Hmm you're right. getSession by itself doesn't mutate the session?

It doesn't in most cases.. just one case when you use the access token for the first time post refreshing the session. As of now, there is no way to prevent that cause it's an implementation detail. But it will not modify any of your custom payload, or the session handle, the userId expiry.. just certain implementation detail flag.

Sounds great because that should not affect our backend state. Thank you very much!

It won't affect the backend state 🙂

Does anyone has preferred providers for sending SMS for passwordless auth?

We plan on using Twilio for our SuperTokens service.

Hello, I am using angular for the frontend and wanted to use supertokens but cant find any docs of anyone implementing it to help me understand, did anyone have success implementing supertokens with angular?

hey @User we don't have angluar UI yet. You will have to build the UI and call the APIs exposed by the backend SDK yourself. The APIs can be found here: https://supertokens.io/docs/fdi

What login features do you want? Depending on that, I can summarise what APIs need to be called.

I want to use login with password and save that to a mongo database, during signup call an api and save the response as an aditional field to the created user

Okay! So for the backend stuff, you can use one of our SDKs (node / python / golang supported). For frontend, you will need to: - Use the emailpassword APIs in the API list here (https://supertokens.io/docs/fdi) - For session management, you can use supertokens-website SDK. To setup the supertokens-website SDK, you should follow https://supertokens.com/docs/emailpassword/quick-setup/frontend (Plain Javascript code tabs) To setup the backend SDK, you should follow: https://supertokens.com/docs/emailpassword/quick-setup/backend

so in the frontend we initialize supertokens with SuperTokens.init(...) and then the requests with the forms are with fetch to our backend?

Yes. Exacrtly

and on the frontend, you want to initialise the supertokens-website SDK as per the guide above - to help with session management.

But the login UI and the API calls for that, you will have to make yourself - from the API spec above.

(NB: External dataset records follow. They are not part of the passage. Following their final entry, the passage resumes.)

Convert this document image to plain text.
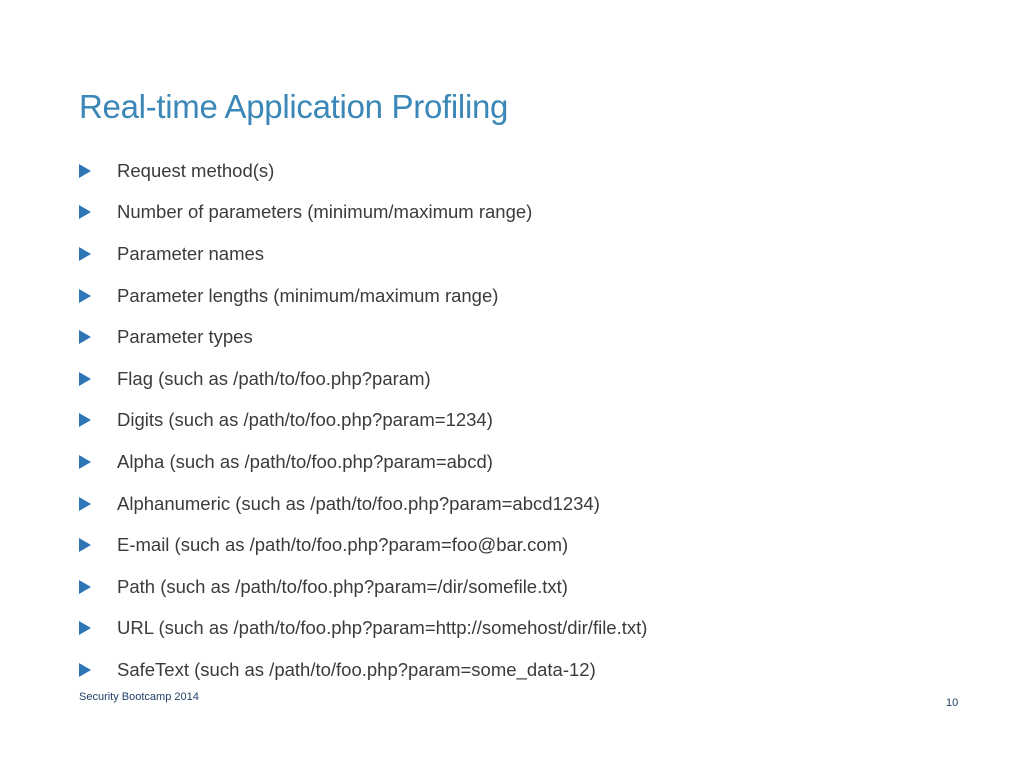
Real-time Application Profiling
Request method(s)
Number of parameters (minimum/maximum range)
Parameter names
Parameter lengths (minimum/maximum range)
Parameter types
Flag (such as /path/to/foo.php?param)
Digits (such as /path/to/foo.php?param=1234)
Alpha (such as /path/to/foo.php?param=abcd)
Alphanumeric (such as /path/to/foo.php?param=abcd1234)
E-mail (such as /path/to/foo.php?param=foo@bar.com)
Path (such as /path/to/foo.php?param=/dir/somefile.txt)
URL (such as /path/to/foo.php?param=http://somehost/dir/file.txt)
SafeText (such as /path/to/foo.php?param=some_data-12)
Security Bootcamp 2014	10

Another idea is to use react only for the pages in which you want to show the login UI.

ok, if I understand correctly what differs for react is that we build the UI and make the requests manually

Yes. Exactly.

Didn't know we could use both angular and react XD

Ah yea.. you can. Just create a separate html page for login related UI and in that, use a react project that uses our supertokens-auth-react SDK.